Advice for medical physics job seekers
The employment market for medical physics registrar positions in Australia is a competitive one. Between May and July 2016 I conducted a survey of heads of departments that had advertised for medical physics registrars recently (mostly from 2015 onwards), asking for information and opinions on the number and performance of candidates applying for junior positions.
I received responses from 14 heads of department – 12 ROMPs and 2 DIMPs. Based on their feedback, and on conversations with colleagues – I’ve presented advice to those competing for medical physics registrar positions below, mostly aimed at those enrolled, or about to enrol, in a Masters course. A summary of the survey responses follows this advice.
Résumés and interviews
- Ensure your résumé is tailored to the position being advertised, and keep it concise – your potential employer may receive dozens of applications, and may not want to sift through excessively long résumés. Your university may provide advice on preparing résumés.

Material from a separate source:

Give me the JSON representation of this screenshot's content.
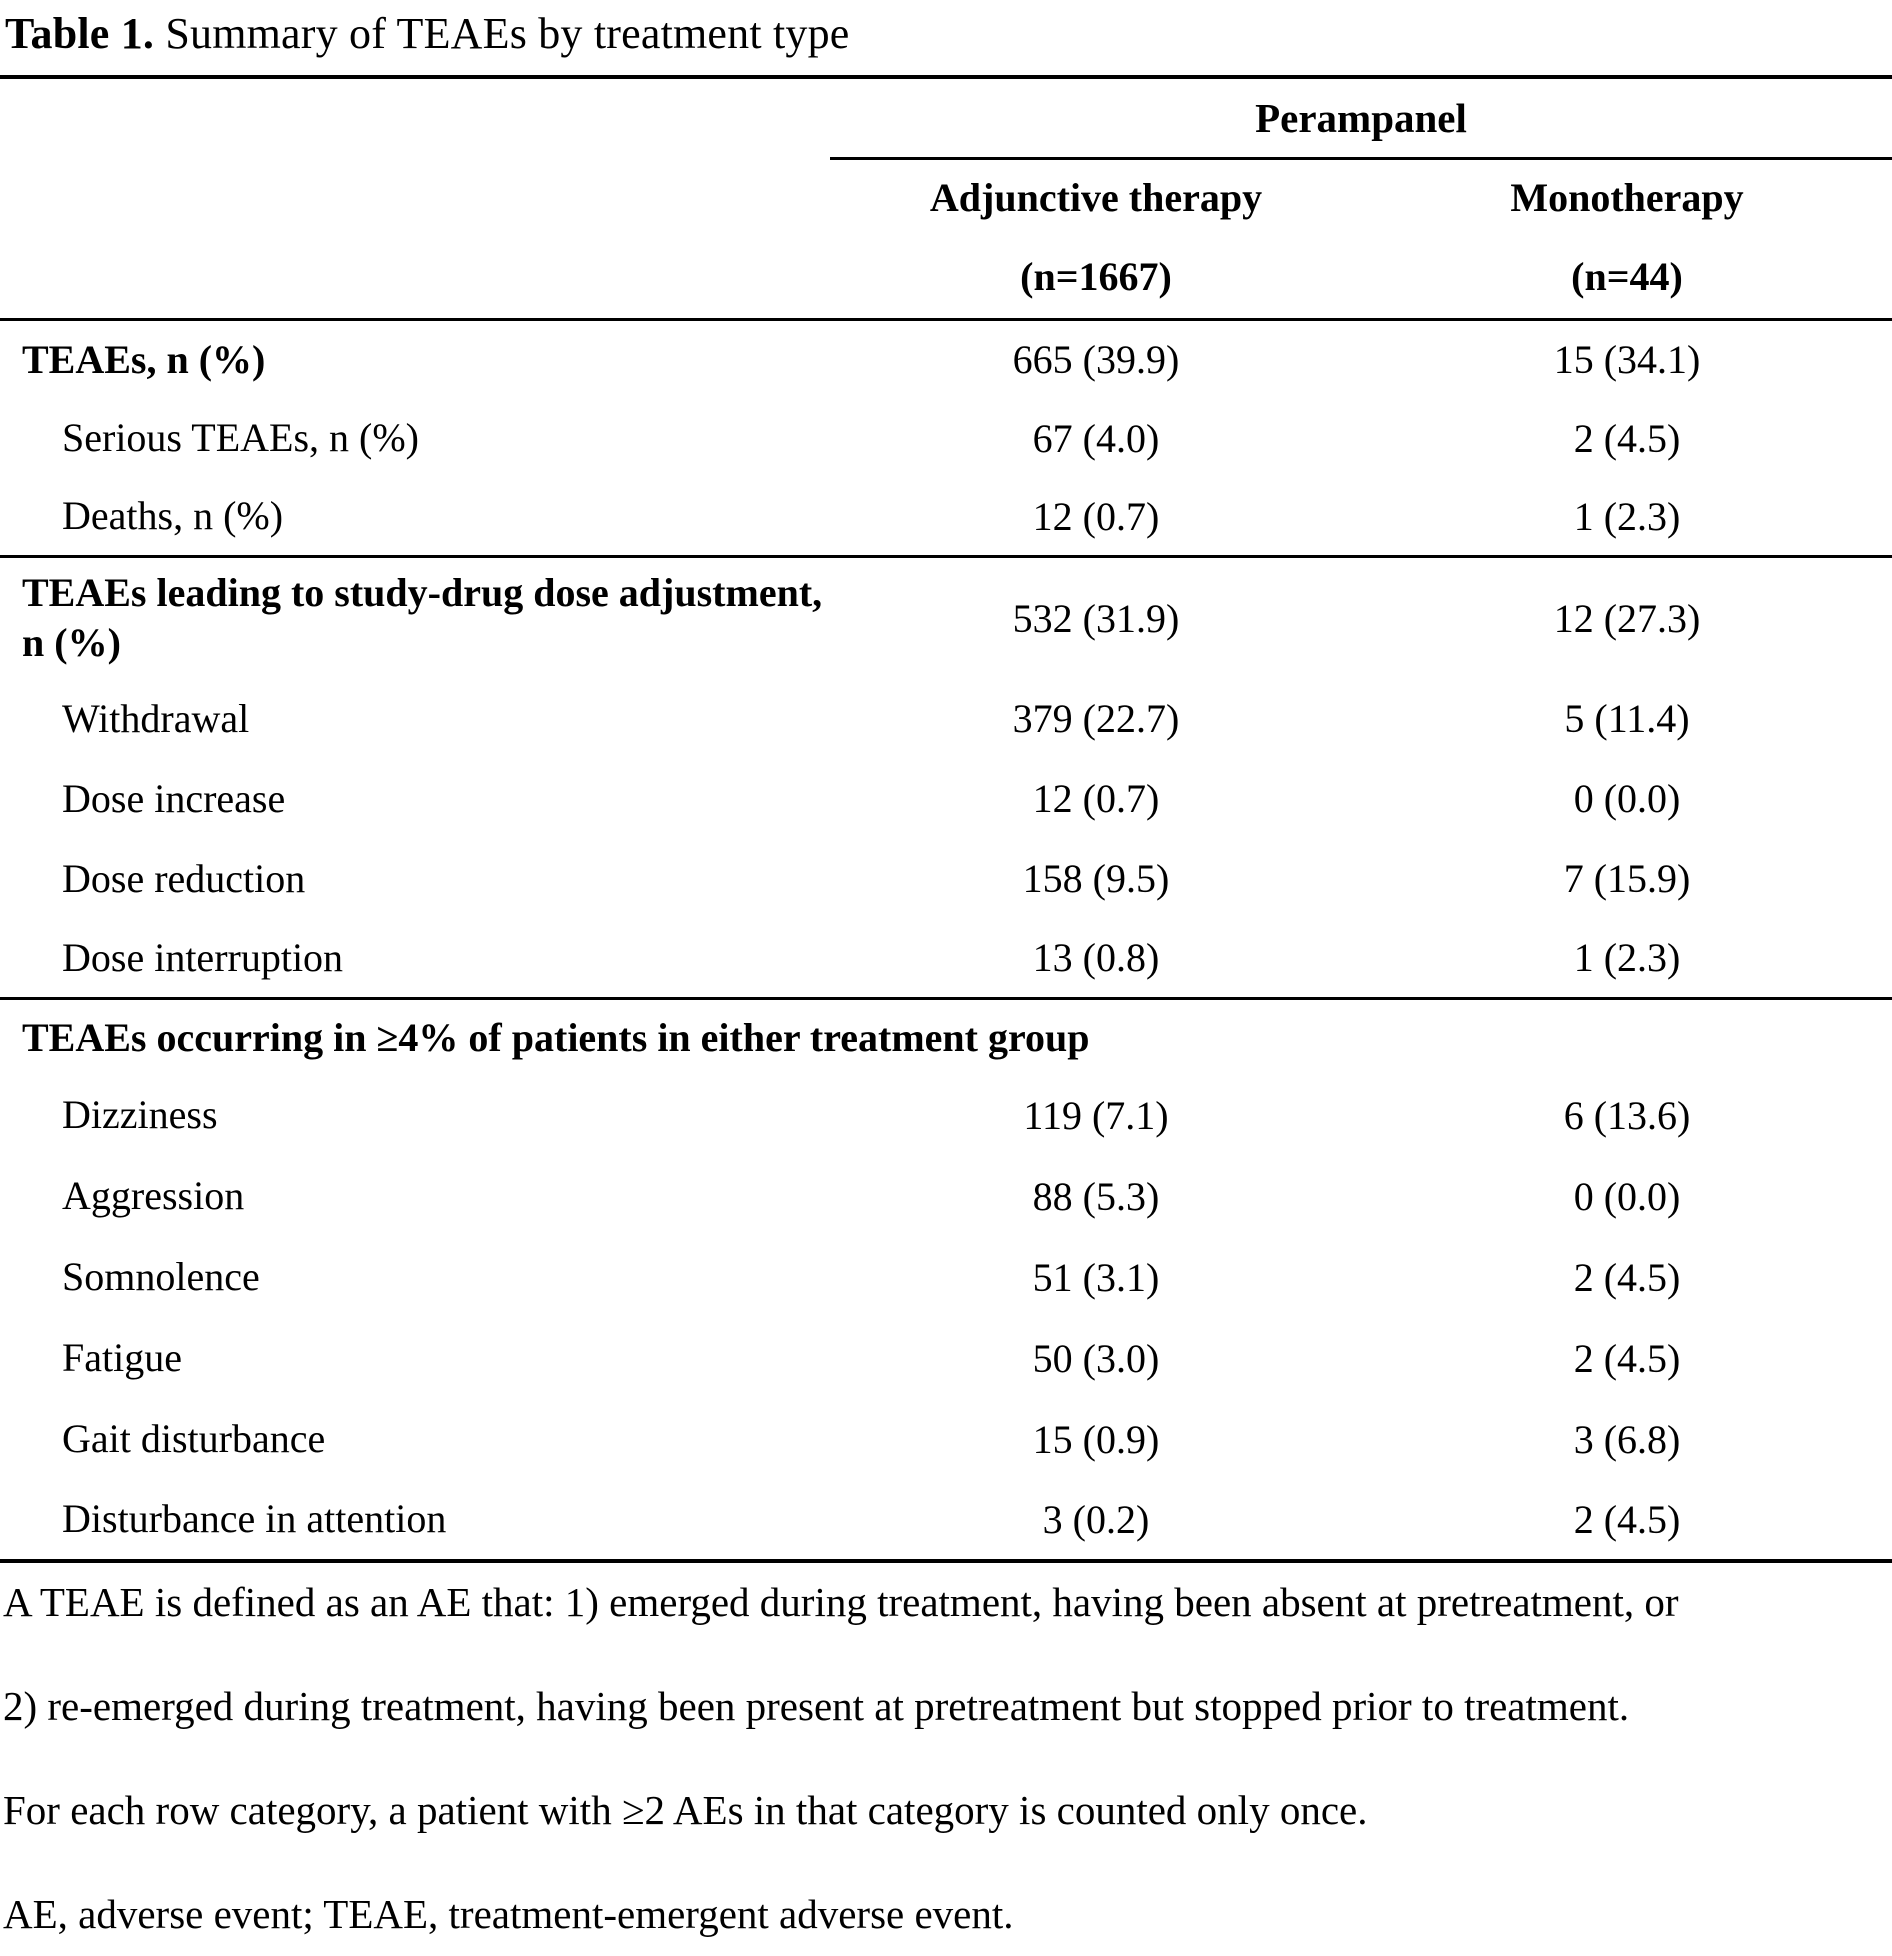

- Prepare for the interview – be ready for some technical questions and be familiar with expectations placed on registrars. The most common complaint raised by respondents was poor interview preparedness. Your university may offer workshops to help you prepare.
- Some potential employers want candidates to be familiar with the ACPSEM TEAP clinical training guide. Look at the suggested items of evidence of competency – hold on to any documents from your Masters course that you believe could be submitted as evidence – this may demonstrate that you have considered how you might progress through TEAP.
- If you are unsuccessful, politely ask for feedback on your application (and interview, if applicable).
Masters research project
- Ideally your research project should involve time in a clinical environment, and ideally you should have a supervisor that is clinically based. This may allow you to observe clinical tasks within the department, such as routine quality assurance. A familiarity with these tasks may be well-regarded by a potential employer who is keen for you to contribute to the department quickly. Your project should also have a supervisor that is clinically based, as they may advocate for you when speaking with colleagues.
- Projects examining contemporary and clinically relevant topics may be seen favourably. As an example, having completed a study involving a new or recent treatment technique (e.g. SABR) may improve your chances of getting a job at a department currently introducing that technique.
- Aim to publish the results of your research project. The ACPSEM training program requires publication for certification, and some registrars have found this difficult to achieve (particularly in less-resourced departments). Having a publication before enrolment in the training program could separate you from other candidates. The drafting of a manuscript after graduation is one way you can stay engaged with physicists in the clinic.
- You should be prepared to discuss and/or present your research project when applying for a position – this is a great opportunity to demonstrate communication skills.
- Networking with those working in the clinic is very important, as it demonstrates initiative and communication skills. In addition to pursuing a clinical research project, consider attending ACPSEM branch events where possible (e.g. PRIMPS meetings in QLD). Keep in mind that not all positions are widely advertised, particularly short term contracts – you may end up securing a position because you made a good impression on the right person.
For those interested, I have summarised the numbers provided by survey respondents below:
|Number of applicants||41 (24-57)|
|Percent interviewed||33% (10%-75%)|
|Percent domestic||69% (29%-92%)|
|Percent women||28% (10%-45%)|
|Percent with Masters degree||53% (20%-90%)|
|Percent with Doctoral degree||18% (6%-48%)|
|Percent with past clinical experience||7% (0%-25%)|
|Percent considered hireable||23% (7%-50%)|
|Percent requesting feedback||11% (0%-50%)|
Some notes on the above numbers:
- ROMP positions received more applicants, on average, than DIMP positions (44 vs. 29)
- Sydney ROMP departments (n=3) received the highest number of applicants (mean = 52)
- New Zealand departments (n=3) had an average of 38 applicants
- The percentage of candidates that are women (28%) is similar to values presented recently (28% of ACPSEM branch members, and 36% / 33% of Australasian medical physics MSc / PhD students).
I’d also like to point out that for all the cases above, the number of candidates considered employable was ≥4, and >20 in some cases.